La vulgarisation et le cheminement

À une personne qui me demandait sur ma chaîne Youtube si ma pratique ne risquait pas de « refaire passer l’hypnose pour une pratique de cirque, peu sérieuse et ayant pour objectif de distraire et (pourquoi pas) manipuler » je répondis que l’hypnose faisait bien tout cela et que je ne voyais pas au nom de quoi nous laisserions cet outil profondément humain aux mains des propagandistes et des seuls médecins. L’autre sembla se ranger à mon avis et trouva même tout seul une solution au problème éthique que cela semblait lui poser puisqu’il déclara que « comme tout outil, ce qui compte c’est ce que l’on en fait ». Soit, allons plus loin vers cette idée…

Que fait-on exactement en hypnose de rue ?

Du phénomène. La chose est si vrai que dans les formations, sur le forum ou encore dans le livre de Jean-Emmanuel il n’est pratiquement question que de phénomènes hypnotiques. Quel contraste lorsque nous lisons Gaston Brosseau ou Ernest Rossi, quelques uns des grands noms de l’hypnose de notre temps, qui se laissent aller – ultime fantaisie – à une lévitation de bras de temps à autre. Pour eux l’hypnose est davantage une question de processus biologique et il se questionnent bien plus sur l’épigénétique, à savoir comment nos comportements influencent l’expression de nos gènes, comment chaque cellule distincte utilise le même code génétique pour produire des résultats différents, plutôt que sur la réalité de tel ou tel phénomène pour la personne qui le vit.

Lorsque Pierre Janet s’est mis en tête d’extraire la psychologie de la gangue obscure de la philosophie, il avait bien compris que seuls des faits observables et mesurable pouvaient corroborer ou invalider une théorie. Les outils d’observation de l’époque étant à peu près les même que ceux dont nous disposons actuellement lorsque nous faisons de l’hypnose dans la rue, il ne me semble pas exclu qu’il aurait rit doucement en entendant les revendications scientifiques de certains street-hypnotiseurs. De plus, la plupart des patients qu’il traitait étant doté de plusieurs personnalités bien distinctes, accorder foi aux dires de l’un ou de l’autre quant aux sensations qu’il serait susceptible d’éprouver aurait été une démarche bien trop hasardeuse.

Les hypnotiseurs de spectacle de l’ancien temps l’avaient bien compris.
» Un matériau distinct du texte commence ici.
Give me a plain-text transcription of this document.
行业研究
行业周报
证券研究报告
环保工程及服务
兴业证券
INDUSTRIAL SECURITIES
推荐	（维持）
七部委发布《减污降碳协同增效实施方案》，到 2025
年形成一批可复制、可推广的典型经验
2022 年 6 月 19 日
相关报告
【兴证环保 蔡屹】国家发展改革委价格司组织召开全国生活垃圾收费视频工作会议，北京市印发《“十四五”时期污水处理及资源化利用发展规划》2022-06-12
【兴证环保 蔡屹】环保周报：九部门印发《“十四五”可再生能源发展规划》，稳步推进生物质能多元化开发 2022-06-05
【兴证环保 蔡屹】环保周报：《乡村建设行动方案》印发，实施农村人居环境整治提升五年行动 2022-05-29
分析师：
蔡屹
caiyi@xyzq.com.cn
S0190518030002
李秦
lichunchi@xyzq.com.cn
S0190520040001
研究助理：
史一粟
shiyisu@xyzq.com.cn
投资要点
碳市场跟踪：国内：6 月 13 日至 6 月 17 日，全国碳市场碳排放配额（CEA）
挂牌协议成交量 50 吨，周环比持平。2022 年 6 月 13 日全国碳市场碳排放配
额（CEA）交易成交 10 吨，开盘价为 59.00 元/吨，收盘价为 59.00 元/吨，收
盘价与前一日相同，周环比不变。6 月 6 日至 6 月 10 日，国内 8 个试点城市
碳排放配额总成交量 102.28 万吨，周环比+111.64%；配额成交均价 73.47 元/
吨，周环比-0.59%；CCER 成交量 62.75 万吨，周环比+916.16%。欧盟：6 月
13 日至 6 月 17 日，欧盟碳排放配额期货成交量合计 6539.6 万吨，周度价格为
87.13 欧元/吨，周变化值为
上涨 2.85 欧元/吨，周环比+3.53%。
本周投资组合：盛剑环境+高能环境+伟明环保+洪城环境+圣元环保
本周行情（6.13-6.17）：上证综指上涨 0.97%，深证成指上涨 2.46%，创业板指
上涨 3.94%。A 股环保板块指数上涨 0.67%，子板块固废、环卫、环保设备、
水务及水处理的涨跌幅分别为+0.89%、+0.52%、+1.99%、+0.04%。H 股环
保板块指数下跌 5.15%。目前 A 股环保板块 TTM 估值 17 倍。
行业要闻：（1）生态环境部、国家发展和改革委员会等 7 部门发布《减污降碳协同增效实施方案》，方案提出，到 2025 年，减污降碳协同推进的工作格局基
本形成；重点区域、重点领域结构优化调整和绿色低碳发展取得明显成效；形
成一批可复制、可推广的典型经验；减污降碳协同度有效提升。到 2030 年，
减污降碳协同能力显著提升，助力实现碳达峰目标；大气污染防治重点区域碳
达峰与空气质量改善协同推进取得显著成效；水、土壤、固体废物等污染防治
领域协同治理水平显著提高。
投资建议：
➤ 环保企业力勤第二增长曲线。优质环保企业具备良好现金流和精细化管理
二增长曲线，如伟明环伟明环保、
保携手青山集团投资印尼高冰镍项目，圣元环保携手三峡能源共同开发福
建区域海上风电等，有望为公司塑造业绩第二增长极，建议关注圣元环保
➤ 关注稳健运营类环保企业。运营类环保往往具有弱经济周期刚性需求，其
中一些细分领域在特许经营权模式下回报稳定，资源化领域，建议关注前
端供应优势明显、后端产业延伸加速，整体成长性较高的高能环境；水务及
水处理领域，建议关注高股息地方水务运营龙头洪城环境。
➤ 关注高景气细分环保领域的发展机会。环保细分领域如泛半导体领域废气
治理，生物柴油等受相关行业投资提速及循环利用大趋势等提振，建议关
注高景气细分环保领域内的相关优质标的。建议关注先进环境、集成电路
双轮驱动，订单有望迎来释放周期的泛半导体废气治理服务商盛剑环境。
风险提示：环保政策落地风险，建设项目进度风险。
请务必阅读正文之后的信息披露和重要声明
En saignant leurs sujets sur scène ou en leur brisant des briques à la masse sur le corps ils cherchaient à montrer au public que l’individu hypnotisé pouvait plus que l’individu non hypnotisé : plus grande résistance physique, capacité de contrôler la circulation sanguine, possibilité de créer ex nihilo des brûlures sur le corps, etc.

Hypnotiser aujourd’hui dans la rue tel que nous le faisons relève bien davantage d’un acte de foi que d’une démarche scientifique. Rien ne ressemble plus à un volontaire ayant oublié son prénom qu’un volontaire feignant d’avoir oublié son prénom. Foi en la bonne volonté de notre hypnotisé, foi dans les techniques éprouvées par d’autres avant nous ou encore foi dans notre propre capacité à communiquer avec un inconscient dont seule la foi peut nous donner l’intime conviction qu’il existe.

J’étais un temps las de voir que tous les débats sur le forum pouvaient se résumer, quel qu’en aient été les préliminaires, à deux questions sémantiques : qu’est-ce que l’inconscient, qu’est-ce que l’hypnose ? De ces questions découlent toutes les autres : est-il possible de faire ceci ou cela, mon volontaire était-il bien hypnotisé à ce moment-là, ça ne fonctionne pas, que se passe-t-il, etc. ?

Écoutant les diverses théories des diverses écoles en présence, vous pourriez entendre des choses telles que « c’est le rapport qui est hypnotique » ; « l’hypnose c’est de la dissociation pure » ; « tout est hypnose » ; « l’hypnose c’est de la communication » ou encore « l’hypnose est un état modifié de conscience« . Bien sûr, aucune de ces théories, en l’espèce, ne vous serait d’aucune aide pour « faire » effectivement de l’hypnose.

Les limites de la vulgarisation

Lorsque j’avais quinze ans j’eu la chance d’effectuer un échange scolaire de six mois avec l’Allemagne. À mon arrivée à l’aéroport de Kiel, ma famille d’accueil se moqua gentiment de moi en me demandant si j’étais marié. C’est que dans ma lettre de présentation j’avais parlé du fait que je vivais avec ma mère et mon beau-père. Or, en allemand, il existe deux mots pour désigner le beau-père : stiefvater, qui désigne le conjoint de la mère et schwiegervater qui désigne le père du conjoint. Cette confusion n’était pas bien grave il est vrai, songeons à un autre égarement linguistique plus préjudiciable dans le cas où vous auriez une âme un peu poétesse : l’amour.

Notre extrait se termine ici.